I’ve done both, but I always use the roux option for any thickeners I’m making for a light-colored sauce. I have learned the magic trick of how to make a light-colored gravy look darker! The trick is to brown the flour! And yes, you indeed CAN brown flour! Simply add flour into a pan, enough to coat the bottom of the pan completely but not more than that (unless you want to be at your stove for a long time!). Turn the heat on to medium and place the pan on the burner. Relax, because it will take a while before both the pan and the flour will be hot enough so that the flour begins to darken. You can check it every so often by just putting a small indent into the flour to see the underneath side. Once it begins browning, stir it up and continue cooking, stirring every 15-20 minutes. Continue until you are satisfied with the darkened color of your flour. Remove from heat and use just as you would use white flour!
I don’t know if anyone other than me has the problem, but I have difficulty in baking a potato (in the oven or cheating with the microwave) that doesn’t end up hard on the bottom. I’ve loved eating the baked skins of a russet potato for as long as I remember. Whether he remembers it or not, I’d often trade the insides of my potato with my younger brother for the outside of his because I love them that much! When the skin is still nice and hot, I like putting pats of butter inside and letting it melt, then picking them up and biting into them. Yes, the butter drips down my chin, but it’s totally worth it. Anyhow, I get upset when there’s a part of the skin I can’t enjoy because it’s rock hard. My bestie bought me one of those cloth bags to put your potatoes in for the microwave, but that didn’t stop my problem. I did find that, if I folded up a full sheet of parchment paper and placed it on top of a piece of foil that I’d folded at least three times, it lessened that amount of hardness at the base of my potato by at least 65%. Better, but still not good enough, you know? And then, one day, the Internet showed me a video about exactly my problem, and I was told to make sure that I do two things I wasn’t doing. First, don’t just poke holes in the top of the potato to let steam escape, but on the entire potato because the reason the bottom gets hard is because there is nowhere for that steam to escape. The second suggestion was to rub olive oil (I think most types of cooking oil would work) over the entire potato after you’ve added the holes. Apparently, as the oil evaporates, the skins get more firm.

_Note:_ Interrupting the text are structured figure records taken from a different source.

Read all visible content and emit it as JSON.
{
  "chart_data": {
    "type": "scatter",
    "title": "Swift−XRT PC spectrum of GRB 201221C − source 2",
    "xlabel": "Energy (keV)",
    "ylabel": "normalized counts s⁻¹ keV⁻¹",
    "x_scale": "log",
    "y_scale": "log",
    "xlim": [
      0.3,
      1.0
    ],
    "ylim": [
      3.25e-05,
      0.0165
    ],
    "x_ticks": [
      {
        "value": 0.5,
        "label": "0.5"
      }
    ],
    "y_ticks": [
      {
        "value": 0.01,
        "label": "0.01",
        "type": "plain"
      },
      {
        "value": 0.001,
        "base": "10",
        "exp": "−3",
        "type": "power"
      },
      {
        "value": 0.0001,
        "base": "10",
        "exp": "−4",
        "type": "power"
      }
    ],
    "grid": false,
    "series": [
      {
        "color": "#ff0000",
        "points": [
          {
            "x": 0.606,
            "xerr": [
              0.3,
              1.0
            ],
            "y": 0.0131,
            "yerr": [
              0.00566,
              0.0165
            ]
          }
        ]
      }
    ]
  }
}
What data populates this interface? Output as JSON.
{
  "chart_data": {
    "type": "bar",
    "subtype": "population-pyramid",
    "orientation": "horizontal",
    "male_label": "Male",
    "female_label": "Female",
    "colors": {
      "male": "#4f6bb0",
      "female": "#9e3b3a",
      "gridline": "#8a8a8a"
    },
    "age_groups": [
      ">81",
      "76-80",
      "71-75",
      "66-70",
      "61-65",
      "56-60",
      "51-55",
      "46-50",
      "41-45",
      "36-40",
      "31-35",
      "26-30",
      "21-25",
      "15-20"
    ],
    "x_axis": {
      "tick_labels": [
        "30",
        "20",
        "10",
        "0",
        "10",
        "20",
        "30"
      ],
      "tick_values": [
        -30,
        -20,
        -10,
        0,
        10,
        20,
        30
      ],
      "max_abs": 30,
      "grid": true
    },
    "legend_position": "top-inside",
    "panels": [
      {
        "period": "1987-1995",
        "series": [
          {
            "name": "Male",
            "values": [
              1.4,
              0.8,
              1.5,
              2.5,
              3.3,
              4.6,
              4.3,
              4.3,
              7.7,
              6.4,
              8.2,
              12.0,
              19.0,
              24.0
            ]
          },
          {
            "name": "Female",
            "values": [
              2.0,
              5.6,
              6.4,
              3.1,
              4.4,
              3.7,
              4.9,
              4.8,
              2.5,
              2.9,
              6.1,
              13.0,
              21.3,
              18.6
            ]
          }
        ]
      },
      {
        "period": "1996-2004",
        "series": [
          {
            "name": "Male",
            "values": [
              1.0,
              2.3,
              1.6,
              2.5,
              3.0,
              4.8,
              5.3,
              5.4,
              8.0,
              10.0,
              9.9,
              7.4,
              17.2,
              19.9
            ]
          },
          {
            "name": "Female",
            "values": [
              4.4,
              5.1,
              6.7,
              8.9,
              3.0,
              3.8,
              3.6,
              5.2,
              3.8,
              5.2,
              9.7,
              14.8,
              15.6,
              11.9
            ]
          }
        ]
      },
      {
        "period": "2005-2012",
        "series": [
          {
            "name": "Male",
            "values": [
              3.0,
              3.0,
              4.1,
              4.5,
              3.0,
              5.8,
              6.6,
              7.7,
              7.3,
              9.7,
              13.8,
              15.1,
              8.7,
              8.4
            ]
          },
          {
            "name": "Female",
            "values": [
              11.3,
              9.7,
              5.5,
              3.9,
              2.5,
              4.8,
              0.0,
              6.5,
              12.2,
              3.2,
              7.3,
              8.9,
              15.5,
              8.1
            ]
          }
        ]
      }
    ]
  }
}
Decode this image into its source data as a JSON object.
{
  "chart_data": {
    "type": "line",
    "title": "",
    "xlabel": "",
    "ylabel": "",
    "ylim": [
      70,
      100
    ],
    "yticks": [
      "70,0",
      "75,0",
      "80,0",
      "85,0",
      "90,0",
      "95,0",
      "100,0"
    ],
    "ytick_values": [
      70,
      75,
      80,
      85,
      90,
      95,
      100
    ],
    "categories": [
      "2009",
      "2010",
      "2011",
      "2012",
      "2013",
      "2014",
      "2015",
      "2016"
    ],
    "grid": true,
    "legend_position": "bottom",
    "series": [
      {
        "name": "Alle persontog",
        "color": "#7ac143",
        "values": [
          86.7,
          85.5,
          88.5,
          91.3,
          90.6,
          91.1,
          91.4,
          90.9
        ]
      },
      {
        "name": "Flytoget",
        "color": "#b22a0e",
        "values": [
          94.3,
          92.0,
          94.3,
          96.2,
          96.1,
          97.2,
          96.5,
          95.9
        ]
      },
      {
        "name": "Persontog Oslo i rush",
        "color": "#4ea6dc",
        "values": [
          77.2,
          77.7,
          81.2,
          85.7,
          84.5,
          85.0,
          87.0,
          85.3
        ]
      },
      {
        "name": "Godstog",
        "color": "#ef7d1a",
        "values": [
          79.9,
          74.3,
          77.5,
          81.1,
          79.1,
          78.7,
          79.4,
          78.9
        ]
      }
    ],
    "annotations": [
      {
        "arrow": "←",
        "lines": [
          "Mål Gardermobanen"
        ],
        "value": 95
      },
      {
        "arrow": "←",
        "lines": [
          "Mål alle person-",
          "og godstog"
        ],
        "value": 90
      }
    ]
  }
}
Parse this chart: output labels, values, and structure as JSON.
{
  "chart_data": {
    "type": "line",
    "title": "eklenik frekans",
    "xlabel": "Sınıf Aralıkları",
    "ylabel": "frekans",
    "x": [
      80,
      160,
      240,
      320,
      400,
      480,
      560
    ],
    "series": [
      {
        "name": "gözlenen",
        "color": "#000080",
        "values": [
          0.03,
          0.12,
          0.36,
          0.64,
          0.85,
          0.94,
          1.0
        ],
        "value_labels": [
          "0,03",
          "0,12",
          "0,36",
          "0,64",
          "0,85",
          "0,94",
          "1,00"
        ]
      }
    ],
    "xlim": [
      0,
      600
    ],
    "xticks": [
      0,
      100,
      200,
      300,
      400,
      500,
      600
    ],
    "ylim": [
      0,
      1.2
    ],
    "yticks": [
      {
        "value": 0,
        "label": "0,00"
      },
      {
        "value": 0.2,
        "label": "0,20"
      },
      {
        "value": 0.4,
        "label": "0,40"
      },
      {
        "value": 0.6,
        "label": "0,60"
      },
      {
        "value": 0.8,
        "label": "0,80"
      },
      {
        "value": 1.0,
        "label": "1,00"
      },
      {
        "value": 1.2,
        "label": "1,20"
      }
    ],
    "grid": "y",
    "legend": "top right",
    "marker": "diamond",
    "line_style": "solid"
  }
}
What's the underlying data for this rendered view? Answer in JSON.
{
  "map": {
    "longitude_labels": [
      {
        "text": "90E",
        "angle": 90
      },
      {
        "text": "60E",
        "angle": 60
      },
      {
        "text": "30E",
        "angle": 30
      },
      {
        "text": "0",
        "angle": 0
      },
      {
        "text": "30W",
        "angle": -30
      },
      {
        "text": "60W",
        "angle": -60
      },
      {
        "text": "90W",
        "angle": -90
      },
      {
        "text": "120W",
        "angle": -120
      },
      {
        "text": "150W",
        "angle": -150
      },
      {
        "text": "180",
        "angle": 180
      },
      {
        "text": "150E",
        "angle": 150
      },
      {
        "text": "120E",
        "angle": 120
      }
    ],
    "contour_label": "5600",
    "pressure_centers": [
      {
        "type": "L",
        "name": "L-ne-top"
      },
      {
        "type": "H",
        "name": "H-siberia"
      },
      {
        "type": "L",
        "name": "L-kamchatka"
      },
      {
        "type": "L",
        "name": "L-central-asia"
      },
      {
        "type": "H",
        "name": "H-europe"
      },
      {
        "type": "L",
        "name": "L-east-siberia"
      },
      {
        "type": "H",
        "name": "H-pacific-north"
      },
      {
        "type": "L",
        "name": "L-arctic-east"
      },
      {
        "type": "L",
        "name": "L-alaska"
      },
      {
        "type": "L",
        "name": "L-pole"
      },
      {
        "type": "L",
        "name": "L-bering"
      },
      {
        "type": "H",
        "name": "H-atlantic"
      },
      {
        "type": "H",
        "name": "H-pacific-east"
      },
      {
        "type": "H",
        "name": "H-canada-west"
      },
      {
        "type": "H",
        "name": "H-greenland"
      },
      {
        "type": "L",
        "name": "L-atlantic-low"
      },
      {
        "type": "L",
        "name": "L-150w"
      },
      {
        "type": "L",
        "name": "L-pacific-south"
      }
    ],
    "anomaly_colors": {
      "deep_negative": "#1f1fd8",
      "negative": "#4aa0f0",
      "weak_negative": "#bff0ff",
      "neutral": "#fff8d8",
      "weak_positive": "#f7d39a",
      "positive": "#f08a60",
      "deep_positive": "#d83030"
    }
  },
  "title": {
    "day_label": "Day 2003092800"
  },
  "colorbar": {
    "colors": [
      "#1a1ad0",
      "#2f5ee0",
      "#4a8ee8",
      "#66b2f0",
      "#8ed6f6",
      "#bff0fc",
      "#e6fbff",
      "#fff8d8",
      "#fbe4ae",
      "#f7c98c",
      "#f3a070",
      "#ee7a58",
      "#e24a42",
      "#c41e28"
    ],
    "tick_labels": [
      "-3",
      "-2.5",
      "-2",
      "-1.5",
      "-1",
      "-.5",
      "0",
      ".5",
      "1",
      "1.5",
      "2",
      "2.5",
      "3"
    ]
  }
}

I tried it. It worked. I’m now enjoying baked potato skins as well as loading up the soft baked potato from the inside with butter, sour cream and chives, adding bacon and/or shredded cheddar cheese depending on my mood.
I will be gathering up recipes I want to share with you and will try to get them together in the near future. As the saying goes, “Life is what happens when you’re busy making other plans”. Life is bombarding me with reality and situations with which to deal, so my time – and energy – to write has been slacking off. I apologize for that.
BONUS KITCHEN HACK: Did you know that the lid from your standard size Parmesan (sprinkle) cheese will fit on a mason jar??? Imagine how much easier it will be to leave the big sugar container up high in the pantry and just grab this jar to do things like sprinkle sugar on cereal! I’m excited about this because I have certain spices I use a lot of and tend to buy in large containers, then fill small spice jars – often, it seems. I need to start using up a lot of the ‘sprinkle’ cheese so I can use the containers it comes in!